Nous faisons le même constat que les études qui montrent que, lorsque la masse augmente, la rotation latérale scapulo-thoracique maximale (STRl2) et moyenne (STRl3) ainsi

que la protraction scapulo-thoracique maximale (STPr2) sont réduites notamment lors

d’élévation du bras dans les plans sagittal et frontal (Kon, Nishinaka, Gamada, Tsutsui et Banks, 2008; Pascoal, Van der Helm, Correia et Carita, 2000). Il est intéressant de noter que dans notre étude, la cinématique scapulo-thoracique est davantage diminuée au cours d’une tâche de lever avec un dépôt au niveau des épaules en comparaison à celui des yeux lorsque la masse de la charge augmente. Nous pensons qu’il est nécessaire de prendre ce résultat avec précaution, bien que de nombreux angles articulaires scapulo-thoracique révèlent tout de même des différences significatives entre 8° et 10°. En effet, les différences observées sont du même ordre de grandeur que l’erreur de mesure qui est produite par le modèle cinématique développé dans cette thèse, soit 10° en moyenne pour la cinématique scapulo-thoracique. La scapula doit assurer une orientation dynamique optimale afin d’accomplir ses fonctions stabilisatrices et mobilisatrices du complexe de l’épaule (Van der Helm, 1994b). Son orientation appropriée au cours du mouvement optimise les relations force - longueur des muscles associés au complexe de l’épaule (Mottram, 1997). De ce fait, les résultats que nous observons sont peut-être la conséquence d’une nécessité d’améliorer la stabilité scapulaire mise en cause par une masse de charge alourdie. Les modifications de la cinématique scapulo- thoracique identifiées pour la caisse la plus lourde réduisent les valeurs des angles moyens en fin de mouvement (80-100%) et auraient pour action de maintenir la scapula au plus près de la cage thoracique. Augmenter la surface de contact entre la scapula et la cage thoracique fournit une base plus stable pour les mouvements du bras (Veeger et Van der Helm, 2007). Cette stratégie permettrait de réduire le bras de levier du poids de la caisse par rapport au centre articulaire de l’épaule. Les forces musculaires nécessaires pour soulever la charge et stabiliser l’articulation seraient ainsi en contrepartie réduites. Il n’est donc peut-être pas anodin d’observer lorsque la caisse est alourdie, à la fois une perte de mobilité du bras caractérisée par la réduction de l’élévation thoraco-humérale (THEl2 et THEl3), et une modification des

angles scapulo-thoraciques dans le sens de l’amélioration de la stabilité.

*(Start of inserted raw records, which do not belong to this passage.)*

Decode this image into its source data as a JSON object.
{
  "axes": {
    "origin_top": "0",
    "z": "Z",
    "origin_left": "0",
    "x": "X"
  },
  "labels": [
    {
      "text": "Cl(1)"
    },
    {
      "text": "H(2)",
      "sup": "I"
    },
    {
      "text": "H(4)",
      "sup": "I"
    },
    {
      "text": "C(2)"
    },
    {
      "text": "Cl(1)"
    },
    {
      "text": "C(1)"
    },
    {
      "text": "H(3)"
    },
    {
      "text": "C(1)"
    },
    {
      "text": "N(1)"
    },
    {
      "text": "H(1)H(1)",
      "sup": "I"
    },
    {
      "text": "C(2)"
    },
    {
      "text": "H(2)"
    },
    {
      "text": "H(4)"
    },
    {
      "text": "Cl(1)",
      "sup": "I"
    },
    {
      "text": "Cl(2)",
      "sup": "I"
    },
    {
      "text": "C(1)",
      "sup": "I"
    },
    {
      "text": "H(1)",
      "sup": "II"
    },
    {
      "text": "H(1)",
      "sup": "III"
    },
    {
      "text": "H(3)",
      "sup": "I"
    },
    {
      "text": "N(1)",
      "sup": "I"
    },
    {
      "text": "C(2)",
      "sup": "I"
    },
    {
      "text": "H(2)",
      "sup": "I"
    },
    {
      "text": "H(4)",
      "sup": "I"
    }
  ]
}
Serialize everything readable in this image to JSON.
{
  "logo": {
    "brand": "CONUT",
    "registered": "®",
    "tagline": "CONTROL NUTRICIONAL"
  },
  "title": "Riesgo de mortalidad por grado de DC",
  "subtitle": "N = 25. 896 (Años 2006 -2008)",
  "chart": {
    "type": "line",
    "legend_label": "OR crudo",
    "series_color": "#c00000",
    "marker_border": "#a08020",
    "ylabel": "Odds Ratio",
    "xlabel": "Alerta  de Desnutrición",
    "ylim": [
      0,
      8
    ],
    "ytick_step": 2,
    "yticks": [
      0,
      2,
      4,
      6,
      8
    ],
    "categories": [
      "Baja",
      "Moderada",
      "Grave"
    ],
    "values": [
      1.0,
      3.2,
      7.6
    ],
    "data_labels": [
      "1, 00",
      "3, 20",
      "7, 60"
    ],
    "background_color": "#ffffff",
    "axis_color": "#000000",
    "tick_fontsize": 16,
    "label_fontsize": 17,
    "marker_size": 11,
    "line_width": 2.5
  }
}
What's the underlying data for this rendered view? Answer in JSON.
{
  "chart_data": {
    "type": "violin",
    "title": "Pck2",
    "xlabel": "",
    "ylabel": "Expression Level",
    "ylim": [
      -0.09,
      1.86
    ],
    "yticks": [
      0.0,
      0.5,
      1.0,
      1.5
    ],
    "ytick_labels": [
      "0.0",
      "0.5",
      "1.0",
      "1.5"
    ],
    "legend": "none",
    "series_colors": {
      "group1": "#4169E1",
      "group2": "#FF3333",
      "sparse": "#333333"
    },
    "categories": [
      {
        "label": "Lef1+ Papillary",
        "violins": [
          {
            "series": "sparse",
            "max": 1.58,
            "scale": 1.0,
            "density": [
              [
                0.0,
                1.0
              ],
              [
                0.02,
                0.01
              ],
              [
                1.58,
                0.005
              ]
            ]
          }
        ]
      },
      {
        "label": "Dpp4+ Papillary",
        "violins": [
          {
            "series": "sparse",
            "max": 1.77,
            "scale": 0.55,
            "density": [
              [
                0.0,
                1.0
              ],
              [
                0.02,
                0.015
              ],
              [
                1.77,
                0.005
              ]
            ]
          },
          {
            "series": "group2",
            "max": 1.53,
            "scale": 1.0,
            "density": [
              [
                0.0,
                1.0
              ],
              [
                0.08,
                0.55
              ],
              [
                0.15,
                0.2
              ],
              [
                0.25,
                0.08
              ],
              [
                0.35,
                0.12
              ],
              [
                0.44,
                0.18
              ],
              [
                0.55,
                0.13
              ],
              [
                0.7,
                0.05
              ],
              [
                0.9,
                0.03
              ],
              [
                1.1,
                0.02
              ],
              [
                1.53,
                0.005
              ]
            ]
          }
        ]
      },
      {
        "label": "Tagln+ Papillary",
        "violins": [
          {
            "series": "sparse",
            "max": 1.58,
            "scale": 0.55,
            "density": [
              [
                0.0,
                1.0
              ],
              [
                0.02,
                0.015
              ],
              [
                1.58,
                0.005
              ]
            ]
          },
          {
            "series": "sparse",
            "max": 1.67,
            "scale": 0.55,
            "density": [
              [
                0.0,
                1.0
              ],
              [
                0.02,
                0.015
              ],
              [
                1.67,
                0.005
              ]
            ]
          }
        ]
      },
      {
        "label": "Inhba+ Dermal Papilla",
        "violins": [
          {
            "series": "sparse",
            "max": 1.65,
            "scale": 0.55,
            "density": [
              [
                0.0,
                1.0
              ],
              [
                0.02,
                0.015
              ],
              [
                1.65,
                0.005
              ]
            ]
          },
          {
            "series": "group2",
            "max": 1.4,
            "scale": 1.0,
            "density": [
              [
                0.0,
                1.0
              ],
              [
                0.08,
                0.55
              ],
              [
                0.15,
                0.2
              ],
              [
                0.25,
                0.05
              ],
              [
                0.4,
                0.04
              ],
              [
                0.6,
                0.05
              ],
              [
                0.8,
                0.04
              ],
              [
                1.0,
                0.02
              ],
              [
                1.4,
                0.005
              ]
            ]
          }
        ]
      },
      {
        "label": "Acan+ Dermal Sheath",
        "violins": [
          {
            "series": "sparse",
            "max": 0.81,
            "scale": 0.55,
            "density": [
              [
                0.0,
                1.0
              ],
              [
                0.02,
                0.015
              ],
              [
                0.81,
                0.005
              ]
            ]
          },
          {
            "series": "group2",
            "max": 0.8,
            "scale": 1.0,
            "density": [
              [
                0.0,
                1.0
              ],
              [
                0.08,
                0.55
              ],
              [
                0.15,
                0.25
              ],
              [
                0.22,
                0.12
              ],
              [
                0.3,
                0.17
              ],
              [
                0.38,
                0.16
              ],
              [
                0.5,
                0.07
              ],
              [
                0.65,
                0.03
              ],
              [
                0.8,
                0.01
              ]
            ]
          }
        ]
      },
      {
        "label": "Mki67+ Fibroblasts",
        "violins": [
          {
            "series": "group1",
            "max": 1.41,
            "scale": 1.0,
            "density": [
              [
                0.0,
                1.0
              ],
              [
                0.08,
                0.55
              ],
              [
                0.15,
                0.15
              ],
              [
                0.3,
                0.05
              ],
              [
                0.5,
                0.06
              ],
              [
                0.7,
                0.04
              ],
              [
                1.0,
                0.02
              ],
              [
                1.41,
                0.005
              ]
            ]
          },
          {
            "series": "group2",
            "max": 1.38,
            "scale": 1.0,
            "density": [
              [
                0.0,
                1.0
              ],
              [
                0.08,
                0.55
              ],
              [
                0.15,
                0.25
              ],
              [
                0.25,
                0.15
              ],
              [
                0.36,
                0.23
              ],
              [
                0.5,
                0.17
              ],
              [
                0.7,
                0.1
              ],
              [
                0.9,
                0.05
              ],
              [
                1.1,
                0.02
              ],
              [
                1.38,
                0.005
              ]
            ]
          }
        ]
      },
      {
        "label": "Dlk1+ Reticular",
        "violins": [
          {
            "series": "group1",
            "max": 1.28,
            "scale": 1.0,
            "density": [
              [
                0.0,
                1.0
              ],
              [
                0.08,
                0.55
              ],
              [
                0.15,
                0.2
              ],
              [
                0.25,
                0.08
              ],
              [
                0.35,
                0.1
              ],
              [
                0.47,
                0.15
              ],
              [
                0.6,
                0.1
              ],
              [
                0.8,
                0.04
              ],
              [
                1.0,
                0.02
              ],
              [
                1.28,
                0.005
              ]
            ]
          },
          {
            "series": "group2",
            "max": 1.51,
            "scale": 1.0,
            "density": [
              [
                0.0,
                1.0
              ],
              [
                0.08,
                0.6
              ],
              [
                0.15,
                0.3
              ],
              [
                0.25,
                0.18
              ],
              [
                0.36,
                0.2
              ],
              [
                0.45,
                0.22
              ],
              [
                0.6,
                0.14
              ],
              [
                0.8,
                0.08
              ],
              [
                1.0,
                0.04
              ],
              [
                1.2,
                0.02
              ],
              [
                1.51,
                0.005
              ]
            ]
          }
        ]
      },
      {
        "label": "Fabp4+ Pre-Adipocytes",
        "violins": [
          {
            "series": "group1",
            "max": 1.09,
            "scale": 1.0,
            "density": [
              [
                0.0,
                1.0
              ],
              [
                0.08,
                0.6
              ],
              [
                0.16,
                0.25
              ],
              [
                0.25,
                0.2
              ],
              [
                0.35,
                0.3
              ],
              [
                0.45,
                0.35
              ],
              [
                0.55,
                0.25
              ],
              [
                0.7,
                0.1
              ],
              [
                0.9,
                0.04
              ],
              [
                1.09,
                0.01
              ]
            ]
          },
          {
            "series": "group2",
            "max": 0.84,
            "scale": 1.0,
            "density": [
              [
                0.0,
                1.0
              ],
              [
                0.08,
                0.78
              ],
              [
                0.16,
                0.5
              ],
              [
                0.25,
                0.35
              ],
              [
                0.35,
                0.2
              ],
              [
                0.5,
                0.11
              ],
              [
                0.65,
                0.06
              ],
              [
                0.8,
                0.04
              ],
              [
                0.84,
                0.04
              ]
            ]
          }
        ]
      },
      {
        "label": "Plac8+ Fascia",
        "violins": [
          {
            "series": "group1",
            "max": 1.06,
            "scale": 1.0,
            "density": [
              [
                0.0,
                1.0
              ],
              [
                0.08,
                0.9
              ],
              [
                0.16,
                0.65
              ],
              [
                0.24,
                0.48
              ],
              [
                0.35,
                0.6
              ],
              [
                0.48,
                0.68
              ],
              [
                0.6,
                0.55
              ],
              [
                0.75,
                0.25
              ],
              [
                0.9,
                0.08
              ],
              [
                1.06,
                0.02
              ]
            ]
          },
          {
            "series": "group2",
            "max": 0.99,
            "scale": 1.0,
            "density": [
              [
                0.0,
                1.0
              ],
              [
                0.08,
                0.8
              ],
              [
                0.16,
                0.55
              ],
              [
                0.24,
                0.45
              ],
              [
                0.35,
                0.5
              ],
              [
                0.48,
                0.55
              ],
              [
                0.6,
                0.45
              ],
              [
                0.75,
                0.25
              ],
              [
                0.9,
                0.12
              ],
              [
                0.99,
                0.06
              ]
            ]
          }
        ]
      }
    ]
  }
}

L’objectif 2 (b) a permis de mettre en évidence que la cinématique articulaire est influencée par l’interaction des effets de hauteur de dépôt et de masse de la charge manipulée.

Les résultats montrent que selon la hauteur de dépôt, des participants sans expériences de manutention ajustent différemment leurs modes opératoires lorsque la masse à lever augmente. Mais ces résultats indiquent aussi que les modifications cinématiques sont moins importantes, en nombre et en amplitude, lorsque la hauteur de dépôt de la charge est située au niveau des yeux comparativement aux épaules. Au vu des résultats de cette étude, on peut suggérer que le dépôt d’une charge à hauteur des yeux semble moins perturber le mode opératoire lorsque la masse augmente en comparaison à un dépôt au niveau des épaules. Les ajustements cinématiques TPEx2, STRl2, STPr2, STRl3, THEl2, THPe3, THEl3, THRi3 et CEx3 peuvent alors

être des indicateurs liés à la hauteur de dépôt lorsque la masse de la charge augmente.